The team were able to obtain important clues about lipid-pacemaker channel interactions by first examining a bacterial pacemaker channel, SthK. In prior studies, they had developed an experimental platform for studying SthK, including a membrane-like environment that they could alter experimentally. SthK is a useful model for pacemaker channels found in humans—known as HCN channels—because the two channels, despite the evolutionary gulf between them, have many important similarities, they said.
The SthK studies revealed that two lipids, phosphatidyl-glycerol and cardiolipin, can bind to the channel in a way that disrupts a specific molecular connection, known as a salt bridge, which normally tends to clamp the channel shut. When the salt bridge was disrupted by the lipids, the channel became more open and active. Similarly, removing the salt bridge by other means dramatically increased channel activity and abolished the ability of these lipids to affect that activity.
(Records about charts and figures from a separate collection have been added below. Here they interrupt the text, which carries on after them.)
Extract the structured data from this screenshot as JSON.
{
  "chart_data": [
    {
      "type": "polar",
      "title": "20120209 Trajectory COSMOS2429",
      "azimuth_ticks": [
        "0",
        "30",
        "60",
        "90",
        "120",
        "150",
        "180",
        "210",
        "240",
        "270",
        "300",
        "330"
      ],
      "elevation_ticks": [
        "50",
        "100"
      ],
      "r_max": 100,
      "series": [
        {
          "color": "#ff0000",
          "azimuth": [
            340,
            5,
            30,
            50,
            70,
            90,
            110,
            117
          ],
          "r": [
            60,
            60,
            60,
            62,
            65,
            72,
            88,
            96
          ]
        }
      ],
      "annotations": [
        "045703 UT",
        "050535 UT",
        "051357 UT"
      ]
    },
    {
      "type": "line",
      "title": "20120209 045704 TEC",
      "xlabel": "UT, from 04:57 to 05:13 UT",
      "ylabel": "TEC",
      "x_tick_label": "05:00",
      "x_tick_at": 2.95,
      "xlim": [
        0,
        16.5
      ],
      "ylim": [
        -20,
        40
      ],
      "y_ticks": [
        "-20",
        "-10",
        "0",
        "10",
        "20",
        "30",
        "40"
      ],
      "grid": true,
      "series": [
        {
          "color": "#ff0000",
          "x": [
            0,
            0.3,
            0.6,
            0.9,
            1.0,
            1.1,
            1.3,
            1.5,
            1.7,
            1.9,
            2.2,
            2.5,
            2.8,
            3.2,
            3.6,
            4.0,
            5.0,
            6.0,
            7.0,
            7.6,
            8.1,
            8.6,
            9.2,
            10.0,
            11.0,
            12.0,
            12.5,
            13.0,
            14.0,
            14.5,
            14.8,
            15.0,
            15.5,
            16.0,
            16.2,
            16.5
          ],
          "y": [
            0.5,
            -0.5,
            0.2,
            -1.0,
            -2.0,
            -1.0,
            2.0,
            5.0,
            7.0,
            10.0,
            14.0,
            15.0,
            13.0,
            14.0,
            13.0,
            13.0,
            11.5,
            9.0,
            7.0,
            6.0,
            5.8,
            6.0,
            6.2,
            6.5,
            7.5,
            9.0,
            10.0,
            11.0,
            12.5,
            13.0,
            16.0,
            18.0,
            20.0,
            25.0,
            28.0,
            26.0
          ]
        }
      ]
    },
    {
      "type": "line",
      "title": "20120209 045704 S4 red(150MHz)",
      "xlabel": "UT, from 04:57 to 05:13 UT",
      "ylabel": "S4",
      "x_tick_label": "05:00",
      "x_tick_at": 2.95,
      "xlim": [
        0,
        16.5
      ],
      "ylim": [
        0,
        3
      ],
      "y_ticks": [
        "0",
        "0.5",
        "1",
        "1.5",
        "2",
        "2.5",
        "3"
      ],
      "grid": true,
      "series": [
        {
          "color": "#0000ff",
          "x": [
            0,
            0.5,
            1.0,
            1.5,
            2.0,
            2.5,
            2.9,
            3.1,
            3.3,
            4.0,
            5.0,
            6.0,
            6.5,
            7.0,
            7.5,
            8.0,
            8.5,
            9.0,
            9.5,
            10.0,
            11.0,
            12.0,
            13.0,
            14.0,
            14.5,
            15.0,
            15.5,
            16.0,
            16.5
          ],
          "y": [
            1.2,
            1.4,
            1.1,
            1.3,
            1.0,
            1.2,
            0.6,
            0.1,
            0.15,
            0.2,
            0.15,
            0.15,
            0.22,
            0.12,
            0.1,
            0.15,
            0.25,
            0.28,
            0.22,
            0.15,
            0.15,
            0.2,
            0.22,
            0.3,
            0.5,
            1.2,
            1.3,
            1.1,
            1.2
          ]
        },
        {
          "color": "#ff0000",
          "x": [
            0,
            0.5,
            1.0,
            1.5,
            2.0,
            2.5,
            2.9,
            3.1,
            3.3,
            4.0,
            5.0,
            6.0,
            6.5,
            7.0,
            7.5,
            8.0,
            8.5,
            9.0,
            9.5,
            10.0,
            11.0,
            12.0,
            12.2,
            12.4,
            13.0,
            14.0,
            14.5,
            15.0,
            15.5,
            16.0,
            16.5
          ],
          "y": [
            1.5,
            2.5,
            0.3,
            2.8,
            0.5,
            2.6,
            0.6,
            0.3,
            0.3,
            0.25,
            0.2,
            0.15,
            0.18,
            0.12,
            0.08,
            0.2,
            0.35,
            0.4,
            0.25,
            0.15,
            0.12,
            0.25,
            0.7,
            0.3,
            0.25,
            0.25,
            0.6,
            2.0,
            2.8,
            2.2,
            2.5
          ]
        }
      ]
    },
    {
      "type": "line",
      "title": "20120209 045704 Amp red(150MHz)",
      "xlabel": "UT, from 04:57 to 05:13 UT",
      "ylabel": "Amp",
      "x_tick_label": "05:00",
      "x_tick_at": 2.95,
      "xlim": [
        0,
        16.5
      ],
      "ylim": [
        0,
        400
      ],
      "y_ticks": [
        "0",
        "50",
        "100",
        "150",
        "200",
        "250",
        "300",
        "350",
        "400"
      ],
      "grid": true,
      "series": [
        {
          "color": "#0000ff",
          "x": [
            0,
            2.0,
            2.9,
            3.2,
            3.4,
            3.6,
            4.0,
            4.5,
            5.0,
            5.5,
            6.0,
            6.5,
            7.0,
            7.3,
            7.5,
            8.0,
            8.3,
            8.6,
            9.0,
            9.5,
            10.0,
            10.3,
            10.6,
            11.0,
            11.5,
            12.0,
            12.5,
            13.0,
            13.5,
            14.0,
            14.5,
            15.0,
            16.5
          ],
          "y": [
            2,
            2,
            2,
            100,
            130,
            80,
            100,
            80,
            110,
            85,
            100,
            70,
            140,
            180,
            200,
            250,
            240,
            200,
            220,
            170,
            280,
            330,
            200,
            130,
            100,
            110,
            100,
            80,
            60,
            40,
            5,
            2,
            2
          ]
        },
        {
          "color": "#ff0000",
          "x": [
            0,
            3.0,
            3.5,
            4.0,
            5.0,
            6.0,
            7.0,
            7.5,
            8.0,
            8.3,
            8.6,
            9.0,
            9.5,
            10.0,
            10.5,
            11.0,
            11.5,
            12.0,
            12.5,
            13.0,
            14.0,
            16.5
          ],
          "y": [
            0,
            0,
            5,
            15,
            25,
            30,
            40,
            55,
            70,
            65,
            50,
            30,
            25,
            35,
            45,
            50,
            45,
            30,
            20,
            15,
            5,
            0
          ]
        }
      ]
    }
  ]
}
The same salt bridge is found in HCN channels, and experiments suggested that in the latter the same lipid-modulation mechanism is at work: Removing the salt bridge had the same effect on channel activity as in the SthK experiments, although for HCN channels the key lipid binding partner was a different lipid, phosphatidic acid.
The experiments included cryo-EM imaging of lipids binding to SthK—imaging that offers clues to how a future drug might disrupt or enhance this lipid interaction to modulate pacemaker channel function.
The researchers hope that in follow-on work they can illuminate the role of this lipid-pacemaker interaction in abnormal conditions such as arrhythmias or cancers.
“Various conditions can affect the lipid composition of the heart and other tissues, so it would not be surprising to see this pacemaker mechanism altered in diseases,” concluded first author Dr Philipp Schmidpeter.